Be the complex dielectric permittivity (ε of extraneous gas or vacuum ₁Be the real part of extraneous gas complex dielectric permittivity, ε ₁' be the imaginary part of extraneous gas complex dielectric permittivity). Be the complex dielectric permittivity (ε of intrinsic semiconductor wafer ₂Be the real part of intrinsic semiconductor complex dielectric permittivity, ε ₂' be the imaginary part of intrinsic semiconductor complex dielectric permittivity).A, C and E be respectively this frequency Terahertz surface plasma wave edge+x direction ,+the z direction ,-phase constant of z direction, B, D and F be respectively this frequency Terahertz surface plasma wave edge+x direction ,+the z direction ,-attenuation constant of z direction.
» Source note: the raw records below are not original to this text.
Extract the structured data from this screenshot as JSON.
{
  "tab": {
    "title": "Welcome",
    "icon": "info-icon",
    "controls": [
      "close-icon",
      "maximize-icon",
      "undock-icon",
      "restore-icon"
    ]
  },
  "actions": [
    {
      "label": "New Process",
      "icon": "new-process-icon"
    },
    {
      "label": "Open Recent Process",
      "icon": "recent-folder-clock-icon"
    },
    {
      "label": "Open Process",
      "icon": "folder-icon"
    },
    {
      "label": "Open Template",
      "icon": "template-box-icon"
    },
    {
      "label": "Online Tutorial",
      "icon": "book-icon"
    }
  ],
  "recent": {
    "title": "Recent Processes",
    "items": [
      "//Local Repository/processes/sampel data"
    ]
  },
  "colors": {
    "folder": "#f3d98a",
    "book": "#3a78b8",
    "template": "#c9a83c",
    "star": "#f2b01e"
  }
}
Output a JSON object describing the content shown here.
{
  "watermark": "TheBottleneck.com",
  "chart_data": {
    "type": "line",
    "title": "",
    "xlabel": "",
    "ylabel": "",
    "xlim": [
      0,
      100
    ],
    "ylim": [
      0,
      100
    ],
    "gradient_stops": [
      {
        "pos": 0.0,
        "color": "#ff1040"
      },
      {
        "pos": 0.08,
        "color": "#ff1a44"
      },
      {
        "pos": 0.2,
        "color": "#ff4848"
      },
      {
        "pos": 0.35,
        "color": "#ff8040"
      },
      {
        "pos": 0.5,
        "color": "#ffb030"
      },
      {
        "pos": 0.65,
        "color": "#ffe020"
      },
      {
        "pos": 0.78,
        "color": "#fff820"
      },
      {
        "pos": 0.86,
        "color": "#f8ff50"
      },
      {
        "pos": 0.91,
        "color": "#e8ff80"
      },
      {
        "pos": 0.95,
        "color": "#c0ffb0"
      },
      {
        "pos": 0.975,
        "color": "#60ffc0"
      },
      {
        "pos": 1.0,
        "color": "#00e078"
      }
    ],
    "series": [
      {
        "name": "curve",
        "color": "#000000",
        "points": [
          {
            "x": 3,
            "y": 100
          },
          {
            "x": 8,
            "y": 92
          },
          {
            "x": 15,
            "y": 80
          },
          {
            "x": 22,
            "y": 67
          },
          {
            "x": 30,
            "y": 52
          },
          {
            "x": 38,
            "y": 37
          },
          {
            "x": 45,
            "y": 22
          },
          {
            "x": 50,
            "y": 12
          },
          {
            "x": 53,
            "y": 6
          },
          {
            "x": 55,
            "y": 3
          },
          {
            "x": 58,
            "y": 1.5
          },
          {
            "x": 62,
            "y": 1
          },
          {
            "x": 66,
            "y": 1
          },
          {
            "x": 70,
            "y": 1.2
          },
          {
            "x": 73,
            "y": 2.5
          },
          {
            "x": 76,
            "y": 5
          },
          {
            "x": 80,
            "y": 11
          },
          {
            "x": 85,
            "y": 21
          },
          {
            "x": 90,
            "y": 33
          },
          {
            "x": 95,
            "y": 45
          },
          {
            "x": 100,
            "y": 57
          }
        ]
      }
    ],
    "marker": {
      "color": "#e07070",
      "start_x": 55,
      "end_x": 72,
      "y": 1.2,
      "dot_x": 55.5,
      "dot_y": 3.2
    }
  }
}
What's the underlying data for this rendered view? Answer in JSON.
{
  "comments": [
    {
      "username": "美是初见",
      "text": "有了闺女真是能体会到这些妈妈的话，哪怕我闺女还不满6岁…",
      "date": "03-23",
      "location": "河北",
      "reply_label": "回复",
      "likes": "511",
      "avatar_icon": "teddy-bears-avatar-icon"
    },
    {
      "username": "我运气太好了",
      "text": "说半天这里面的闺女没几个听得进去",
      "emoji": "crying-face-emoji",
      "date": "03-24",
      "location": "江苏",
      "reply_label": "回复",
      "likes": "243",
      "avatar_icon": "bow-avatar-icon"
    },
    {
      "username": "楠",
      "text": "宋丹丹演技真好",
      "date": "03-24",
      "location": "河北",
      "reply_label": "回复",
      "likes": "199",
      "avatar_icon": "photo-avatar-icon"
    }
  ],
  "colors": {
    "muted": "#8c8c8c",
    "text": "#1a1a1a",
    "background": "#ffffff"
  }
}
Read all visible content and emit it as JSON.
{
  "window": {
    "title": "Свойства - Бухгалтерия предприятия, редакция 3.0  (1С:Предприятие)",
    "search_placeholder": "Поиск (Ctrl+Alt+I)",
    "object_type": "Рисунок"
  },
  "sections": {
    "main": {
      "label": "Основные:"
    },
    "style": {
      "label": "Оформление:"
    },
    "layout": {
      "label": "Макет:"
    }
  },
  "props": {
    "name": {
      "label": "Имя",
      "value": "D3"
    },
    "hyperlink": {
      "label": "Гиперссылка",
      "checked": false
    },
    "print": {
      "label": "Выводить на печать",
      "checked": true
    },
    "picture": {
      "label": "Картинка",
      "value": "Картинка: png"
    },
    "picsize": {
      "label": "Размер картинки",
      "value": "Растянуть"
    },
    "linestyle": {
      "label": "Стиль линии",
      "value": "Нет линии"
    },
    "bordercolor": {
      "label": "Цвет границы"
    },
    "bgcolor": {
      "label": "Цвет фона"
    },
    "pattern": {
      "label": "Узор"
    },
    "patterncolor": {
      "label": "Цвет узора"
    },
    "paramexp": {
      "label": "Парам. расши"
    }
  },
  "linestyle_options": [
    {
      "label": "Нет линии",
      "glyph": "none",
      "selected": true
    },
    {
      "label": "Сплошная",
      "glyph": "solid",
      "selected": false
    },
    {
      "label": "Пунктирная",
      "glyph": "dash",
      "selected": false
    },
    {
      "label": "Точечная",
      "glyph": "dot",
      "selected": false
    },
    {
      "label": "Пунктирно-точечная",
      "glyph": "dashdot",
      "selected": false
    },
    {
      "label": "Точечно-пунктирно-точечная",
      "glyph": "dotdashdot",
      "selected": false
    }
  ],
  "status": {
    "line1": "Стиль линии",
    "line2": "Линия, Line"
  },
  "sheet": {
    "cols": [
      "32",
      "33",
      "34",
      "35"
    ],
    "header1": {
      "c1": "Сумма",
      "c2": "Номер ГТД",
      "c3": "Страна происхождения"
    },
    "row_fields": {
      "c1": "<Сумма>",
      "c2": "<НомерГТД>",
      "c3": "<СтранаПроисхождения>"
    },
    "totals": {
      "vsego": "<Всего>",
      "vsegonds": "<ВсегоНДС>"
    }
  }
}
The Terahertz surface plasma wave of this frequency is propagated on the interface of air and intrinsic semiconductor, when its intensity is reduced to original 1/e the Terahertz surface plasma wave the distance of process be propagation distance.Propagation distance δ _SpThe attenuation constant B of (+x direction) calculates and to try to achieve along the direction of propagation for expression, available Terahertz surface plasma wave:

${\mathrm{\&delta;}}_{\mathrm{sp}}=\frac{1}{\left|2B\right|}$

Referring to Fig. 2, the Terahertz surface plasma wave is along the electric field strength perpendicular to the intrinsic semiconductor surface direction | E _z| be exponential damping in this direction (± z direction).Vertical range to the intrinsic semiconductor surface when electric field strength is reduced to the 1/e of intrinsic semiconductor surface field intensity is respectively the decay distance of this frequency Terahertz surface plasma wave in air and intrinsic semiconductor medium, uses δ respectively _dAnd δ _mExpression.Available Terahertz surface plasma wave is along trying to achieve perpendicular to attenuation constant D and the F calculating of intrinsic semiconductor surface direction in air and intrinsic semiconductor:

${\mathrm{\&delta;}}_d=\frac{1}{\left|D\right|}$

${\mathrm{\&delta;}}_m=\frac{1}{\left|F\right|}$

Can this Terahertz temp control switch use, and selects for use suitable intrinsic semiconductor most important.In order to make this Terahertz temp control switch not need very low or very high temperature to regulate, the plasma frequency of this intrinsic semiconductor must be near terahertz wave band.This conclusion can be derived by the Drude model, according to the Drude model

${\widetilde{\mathrm{\&epsiv;}}}_2={\mathrm{\&epsiv;}}_2+i{{\mathrm{\&epsiv;}}_2}^{\&prime;}={\mathrm{\&epsiv;}}_{\mathrm{static}}[1-\frac{{\mathrm{\&omega;}}_{\mathrm{<figure-callout\; id="2"\; label="p"\; filenames="HSA00000377475400011.png,HSA00000377475400012.png"\; state="\{\{state\}\}">p</figure-callout>}}^2{\mathrm{\&tau;}}^2}{1+{\mathrm{\&omega;}}^2{\mathrm{\&tau;}}^2}+i\frac{{\mathrm{\&omega;}}_{\mathrm{<figure-callout\; id="2"\; label="p"\; filenames="HSA00000377475400011.png,HSA00000377475400012.png"\; state="\{\{state\}\}">p</figure-callout>}}^2\mathrm{\&tau;}}{\mathrm{\&omega;}(1+{\mathrm{\&omega;}}^2{\mathrm{\&tau;}}^2)}]$

In the above-mentioned formula,

Be the complex dielectric permittivity of intrinsic semiconductor, ε ₂Be the real part of intrinsic semiconductor complex dielectric permittivity, ε ₂' be the imaginary part of intrinsic semiconductor complex dielectric permittivity, ε _StaticBe the static dielectric of intrinsic semiconductor, ω _pBe the plasma angular frequency of intrinsic semiconductor, ω is the THz wave angular frequency that transmits, and is the momentum relaxation time, and it can be calculated by the carrier mobility of intrinsic semiconductor

$\mathrm{\&tau;}=\frac{m^{*}\mathrm{\&mu;}}{e}$

In the above-mentioned formula, m ^*Be the effective mass of charge carrier, μ is carrier mobility, and e is a charge carrier institute carried charge.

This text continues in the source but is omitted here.